Evolution of the CFO

Evolution of the CFO

I’ve been CFO to a number of growth companies and consulted at various levels with many groundbreaking UK businesses pushing the boundaries in digital business. One of the themes I’ve seen arising is that, often, I’ve been the respective companies first financial leadership. That, in itself, presents some challenges. Not only do you need to build out your finance function from scratch, cast an eye over HR and keep a close reign on legal – you also need to teach a lot other team members what it is that a great CFO does. And if you’re going to be a great team player and work closely with everyone in the company it’s better if those things aren’t a surprise.

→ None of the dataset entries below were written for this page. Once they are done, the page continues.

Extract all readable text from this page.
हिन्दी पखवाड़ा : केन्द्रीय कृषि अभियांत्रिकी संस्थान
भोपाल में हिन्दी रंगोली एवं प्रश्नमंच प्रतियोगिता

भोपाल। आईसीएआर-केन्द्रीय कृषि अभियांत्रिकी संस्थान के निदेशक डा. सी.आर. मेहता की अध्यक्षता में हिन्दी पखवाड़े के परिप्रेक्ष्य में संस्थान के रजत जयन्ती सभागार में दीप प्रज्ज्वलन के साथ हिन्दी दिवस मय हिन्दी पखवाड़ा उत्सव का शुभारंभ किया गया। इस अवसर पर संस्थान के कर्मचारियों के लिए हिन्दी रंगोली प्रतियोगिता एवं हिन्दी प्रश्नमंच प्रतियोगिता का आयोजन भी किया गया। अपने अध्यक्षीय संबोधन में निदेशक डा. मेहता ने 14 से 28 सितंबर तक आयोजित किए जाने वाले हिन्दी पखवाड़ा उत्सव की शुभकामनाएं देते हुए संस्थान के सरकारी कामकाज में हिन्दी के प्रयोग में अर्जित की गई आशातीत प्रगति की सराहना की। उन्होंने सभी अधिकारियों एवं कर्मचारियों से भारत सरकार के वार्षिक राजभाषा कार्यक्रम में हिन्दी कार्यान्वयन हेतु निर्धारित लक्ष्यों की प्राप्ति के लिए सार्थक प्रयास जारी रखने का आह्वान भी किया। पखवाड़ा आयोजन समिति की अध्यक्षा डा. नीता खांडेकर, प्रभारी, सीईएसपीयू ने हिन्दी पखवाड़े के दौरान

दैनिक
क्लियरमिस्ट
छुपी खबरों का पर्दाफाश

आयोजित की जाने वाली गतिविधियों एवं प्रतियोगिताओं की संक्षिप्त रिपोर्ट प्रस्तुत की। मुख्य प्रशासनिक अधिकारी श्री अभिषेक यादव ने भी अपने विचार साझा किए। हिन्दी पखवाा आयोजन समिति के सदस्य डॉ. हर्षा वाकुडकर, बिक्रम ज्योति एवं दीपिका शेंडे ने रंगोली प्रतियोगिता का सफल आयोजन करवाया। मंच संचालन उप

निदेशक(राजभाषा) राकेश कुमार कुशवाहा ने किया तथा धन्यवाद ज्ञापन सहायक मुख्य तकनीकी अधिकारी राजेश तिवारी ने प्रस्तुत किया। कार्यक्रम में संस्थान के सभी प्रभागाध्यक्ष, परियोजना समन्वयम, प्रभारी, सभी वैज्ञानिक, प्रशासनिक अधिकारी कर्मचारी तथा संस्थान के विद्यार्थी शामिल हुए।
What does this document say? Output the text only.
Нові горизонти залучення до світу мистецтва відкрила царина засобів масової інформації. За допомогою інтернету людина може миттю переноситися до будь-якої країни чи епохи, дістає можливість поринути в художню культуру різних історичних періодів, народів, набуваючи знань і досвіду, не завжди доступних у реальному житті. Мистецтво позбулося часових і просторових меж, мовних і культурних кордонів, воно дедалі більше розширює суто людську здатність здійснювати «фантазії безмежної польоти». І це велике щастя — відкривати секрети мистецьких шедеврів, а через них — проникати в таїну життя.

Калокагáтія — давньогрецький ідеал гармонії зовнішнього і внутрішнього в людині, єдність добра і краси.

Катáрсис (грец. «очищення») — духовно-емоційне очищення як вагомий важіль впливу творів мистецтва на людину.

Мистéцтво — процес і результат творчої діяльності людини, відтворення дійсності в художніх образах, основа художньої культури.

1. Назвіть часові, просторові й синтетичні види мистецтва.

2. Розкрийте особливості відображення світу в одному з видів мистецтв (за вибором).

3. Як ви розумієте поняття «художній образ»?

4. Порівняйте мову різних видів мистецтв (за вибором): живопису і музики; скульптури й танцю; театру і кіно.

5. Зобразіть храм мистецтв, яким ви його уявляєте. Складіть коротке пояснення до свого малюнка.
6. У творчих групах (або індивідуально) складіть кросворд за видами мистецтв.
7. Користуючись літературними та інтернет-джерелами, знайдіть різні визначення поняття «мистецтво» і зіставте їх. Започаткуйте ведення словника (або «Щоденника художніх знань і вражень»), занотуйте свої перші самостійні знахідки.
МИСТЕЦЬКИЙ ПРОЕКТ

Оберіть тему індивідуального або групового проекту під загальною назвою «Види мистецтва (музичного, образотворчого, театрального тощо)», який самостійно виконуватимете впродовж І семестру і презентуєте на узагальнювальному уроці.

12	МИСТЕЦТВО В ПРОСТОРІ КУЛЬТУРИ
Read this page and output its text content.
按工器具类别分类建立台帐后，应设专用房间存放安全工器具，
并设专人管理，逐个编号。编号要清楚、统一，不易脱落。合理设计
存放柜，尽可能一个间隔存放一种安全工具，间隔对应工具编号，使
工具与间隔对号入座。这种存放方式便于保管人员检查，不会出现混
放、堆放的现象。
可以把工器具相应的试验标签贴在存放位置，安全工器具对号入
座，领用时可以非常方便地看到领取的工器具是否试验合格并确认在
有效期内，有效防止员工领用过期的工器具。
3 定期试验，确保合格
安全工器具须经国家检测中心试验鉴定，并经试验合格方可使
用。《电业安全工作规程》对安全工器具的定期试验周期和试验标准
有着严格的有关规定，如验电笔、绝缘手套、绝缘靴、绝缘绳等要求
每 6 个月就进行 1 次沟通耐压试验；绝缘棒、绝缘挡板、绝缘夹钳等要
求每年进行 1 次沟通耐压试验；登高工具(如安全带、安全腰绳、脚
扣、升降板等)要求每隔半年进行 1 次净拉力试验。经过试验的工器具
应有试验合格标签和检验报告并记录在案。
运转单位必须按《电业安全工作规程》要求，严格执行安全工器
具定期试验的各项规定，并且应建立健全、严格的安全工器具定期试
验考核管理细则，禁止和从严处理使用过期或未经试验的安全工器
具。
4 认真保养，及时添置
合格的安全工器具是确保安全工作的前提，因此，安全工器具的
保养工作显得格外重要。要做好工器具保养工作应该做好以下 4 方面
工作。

There’s plenty of consultants who can give you some hints on a hiring process. This post sharing insights on what that amazing CFO is actually going to do.

  • Own every number in the business. There is, in fact, an argument that until a business has taken the plunge and completed an IPO the CFO is really CNO (Chief Numeric Officer). By this I mean he needs to own all the metrics in the business so that he can vouch for their accuracy and steer the decision process. In the digital era it’s extremely rare for any management team to be able to review financial statements and determine what the right course of action is purely from those. You normally need to be a couple of metrics deeper into the business and typically it’s a multi metric challenge that businesses will face. The CFO can’t expect to be impactful if they just make general financial commentary such as ‘we need to make the marketing more impactful’ and then pass the buck to the CMO. A CFO with contemporary skills should have gotten under the hood on each aspect of the business. In fact, it’s more likely the great CFO will propose something detailed. Something along the lines of ‘if Co can hit a conversion level of X%, a CPA of Y will be tolerable and put us on track for new customer acquisition’. As I will explain further later on, it’s one thing to know the detailed actuals it’s another to structure the logic to allow others in the business to frame the decisions they are faced with.
  • Breed a culture of justification. The ‘B’ word (Budget) gets thrown around here and in many instances, it’s much abused. In fact, the Budget obsessed CFO can be a barrier to iteration and therefore innovation. The point around justification is that the CFO applies that mindset to so many day-to-day items the leadership in the company is just drawn into the gravitation pull. The ice test is in the minutiae here – in short you know you are winning when day-to-day proposals (Flat Screens, Venue hires) come to you with alternatives and cost benchmarks. When the people around you are justifying it to themselves before it passes your desk – then you’re heading down the right path. 
  • Set’s targets for the business leadership. This responsibility can so easily be a path for confrontation. Management may feel they’ll be set a target that they could never rationally meet. A top grade CFO will be sensitive to that need to set tough but achievable targets. They’ll be able to get the team members to buy into something exciting and to peel down through the layers and help those participants see how that could be achieved and buy-in to that goal.
  • Communicates decision making with the purest logic. Logic is one of the great misused terms in popular business parlance. It’s hard to know why that would be. Perhaps Doctor Spock wasn’t quite the poster-boy for that school of thought or maybe it’s just, superficially, more exciting to come up with an idea or make a discovery. When decisions are made through a shared logic on, say, the make-up of the customer value proposition and what the business has to do to fulfil on that it’s more likely that business can grow in a sustainable manner
  • Cuts through woolly thinking. This is a tough one – you’ll know it when you see it. In taking a growing business to the next level there are always shared assumptions. Over time some of those assumptions will cease to be valid and holding them up as cornerstone to success can be an issue. I remember one early stage company from quite a few years ago where I was FD. We had one popular application with high activation figures and strong customer feedback. This then attracted a huge amount of management attention. After some rooting around on my part we then discovered that we had no real ability to market to that demographic so taking that application down the monetization path was always going to end badly. The Company needs to be looking to your CFO to play the contrarian. There can be so many positive outcomes when the business is challenged on their thinking. Done well this kind of approach can lift the thoughtfulness and thoroughness in decisioning. 

The items described above are the generic skills that work well in almost any growth business. I’ve not mentioned technical skills, transactional experience (M&A) nor touched on restructuring. To a degree these items are experiential items and some ticking them off the CV is usually sufficient. 

There’s no-where near as many great CFO’s out there as the tech scene needs. As a result there’s a good deal of value add from getting eye-to-eye with a few candidates and weighing up what they can do. It’s not an easy hire to make and using some structured appraisal process to work through these attributes will massively improve the odds on a good outcome.